Weekend Relationships: Though the odds are against long distance relationships, technology can be used to decrease failure.

Keeping any relationship alive requires constant contact with your partner. Technology provides a good way to make it happen.
Keeping any relationship alive requires constant contact with your partner. Technology provides a good way to make it happen.

Wednesday night I was reminded of an article I wrote a while back under a pseudonym for a dating website. I was crushed by a long time crush when she told me about her long distance relationship. Mixed emotions filled my head until I thought back to my last weekend relationship and its perils.

Statistically, relationships where partners only see each other occasionally last about five months. One partner usually becomes frustrated with the lack of contact and the other usually has extracurricular activities when their partner isn’t around. Most couples usually start to question the relationship around the fourth month.

For this article I’m not going to be a relationship guru; rather, I’m putting on my technology hat and throwing out some ideas to keep them alive. Because most start with online dating, weekenders are used to communicating with technology.

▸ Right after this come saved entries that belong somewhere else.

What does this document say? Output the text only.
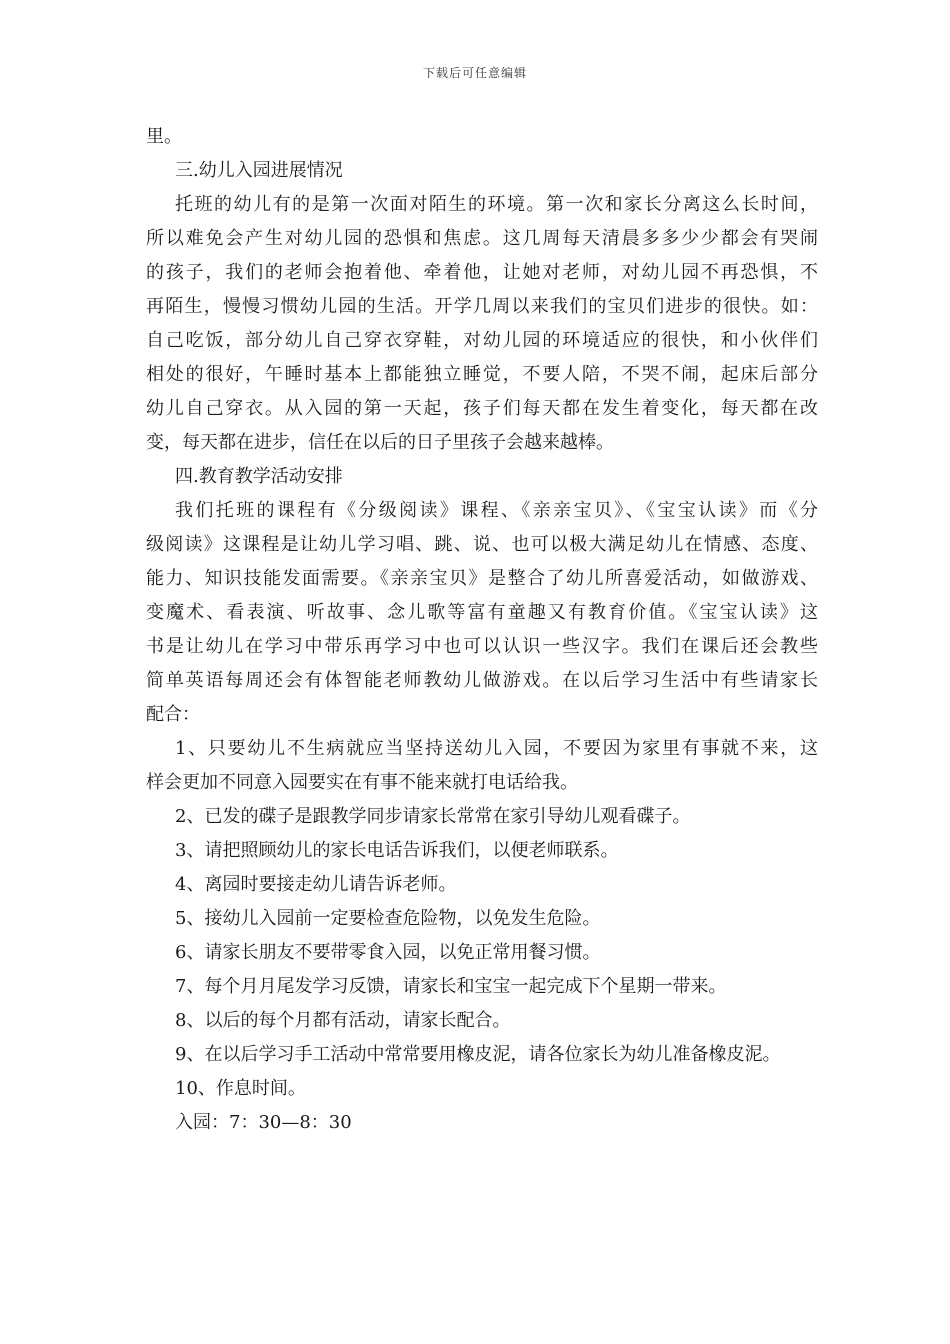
下载后可任意编辑

里。

三.幼儿入园进展情况

托班的幼儿有的是第一次面对陌生的环境。第一次和家长分离这么长时间，

所以难免会产生对幼儿园的恐惧和焦虑。这几周每天清晨多多少少都会有哭闹

的孩子，我们的老师会抱着他、牵着他，让她对老师，对幼儿园不再恐惧，不

再陌生，慢慢习惯幼儿园的生活。开学几周以来我们的宝贝们进步的很快。如：

自己吃饭，部分幼儿自己穿衣穿鞋，对幼儿园的环境适应的很快，和小伙伴们

相处的很好，午睡时基本上都能独立睡觉，不要人陪，不哭不闹，起床后部分

幼儿自己穿衣。从入园的第一天起，孩子们每天都在发生着变化，每天都在改

变，每天都在进步，信任在以后的日子里孩子会越来越棒。

四.教育教学活动安排

我们托班的课程有《分级阅读》课程、《亲亲宝贝》、《宝宝认读》而《分

级阅读》这课程是让幼儿学习唱、跳、说、也可以极大满足幼儿在情感、态度、

能力、知识技能发面需要。《亲亲宝贝》是整合了幼儿所喜爱活动，如做游戏、

变魔术、看表演、听故事、念儿歌等富有童趣又有教育价值。《宝宝认读》这

书是让幼儿在学习中带乐再学习中也可以认识一些汉字。我们在课后还会教些

简单英语每周还会有体智能老师教幼儿做游戏。在以后学习生活中有些请家长

配合：

1、只要幼儿不生病就应当坚持送幼儿入园，不要因为家里有事就不来，这

样会更加不同意入园要实在有事不能来就打电话给我。

2、已发的碟子是跟教学同步请家长常常在家引导幼儿观看碟子。

3、请把照顾幼儿的家长电话告诉我们，以便老师联系。

4、离园时要接走幼儿请告诉老师。

5、接幼儿入园前一定要检查危险物，以免发生危险。

6、请家长朋友不要带零食入园，以免正常用餐习惯。

7、每个月月尾发学习反馈，请家长和宝宝一起完成下个星期一带来。

8、以后的每个月都有活动，请家长配合。

9、在以后学习手工活动中常常要用橡皮泥，请各位家长为幼儿准备橡皮泥。

10、作息时间。

入园：7：30—8：30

Skype seems to be the favorite among my friends who have endeavored into the distance horror show. Because Skype is a free video chat service, it provides a great means to not only hear the person but see them and their expressions. Provided the quality of the camera and connection is decent Skype offers a good substitute for being in the same room.

When my daughter showed me Snapchat a few months ago and then told me she Snapchats her boyfriend all the time I was a bit perplexed. See, Snapchat is a phone application that sends a somewhat private picture or video message to another user. Unlike texting a picture, Snapchat is setup so the picture or video self destructs within seconds.

One of my long time friend’s husband was stationed in Afghanistan for longer than expected. During that time she relied on Facebook to publish pictures of her and the kids so he could see them. Because Facebook was easily accessible in the barracks she also used the website’s messaging service to keep in constant contact.

When I learned of my ex-wife’s recurrence of cancer a couple years back I picked up an iPhone. Both my daughters have iPhones so I figured I’d take advantage of a free utility called Facetime which can be used anywhere. Like Skype, Facetime allows users of iPhones to make video calls. No matter the carrier, any iPhone owner can Facetime any other iPhone user.

Back in the days before all this newfangled technology I dated a woman who did a stint of time in Florida. I looked forward to talking on the phone nightly. I could hear the intonations in her voice as she spoke. Ultimately the relationship ended because I felt guilty of things I had done which made our last phone call the hardest.

For those who question their partner and want to keep closer tabs on them Google has a neat service that’s free. Though it’s not designed for keeping tabs it can very easily function as a GPS tracking device. With location services enabled on a phone and Google Maps turned on, the service will draw a map that other users of Google Circle can view.

Keeping a weekend only relationship alive is tough and requires using technology to its fullest extent. The start of any relationship is the most fun; when the lovey dovey texts and pictures soar back and forth. But when the sexy messages turn sour it’s time to unplug the relationship. Technology mixed with occasional visits, in my opinion, is not enough to develop and maintain a lasting relationship.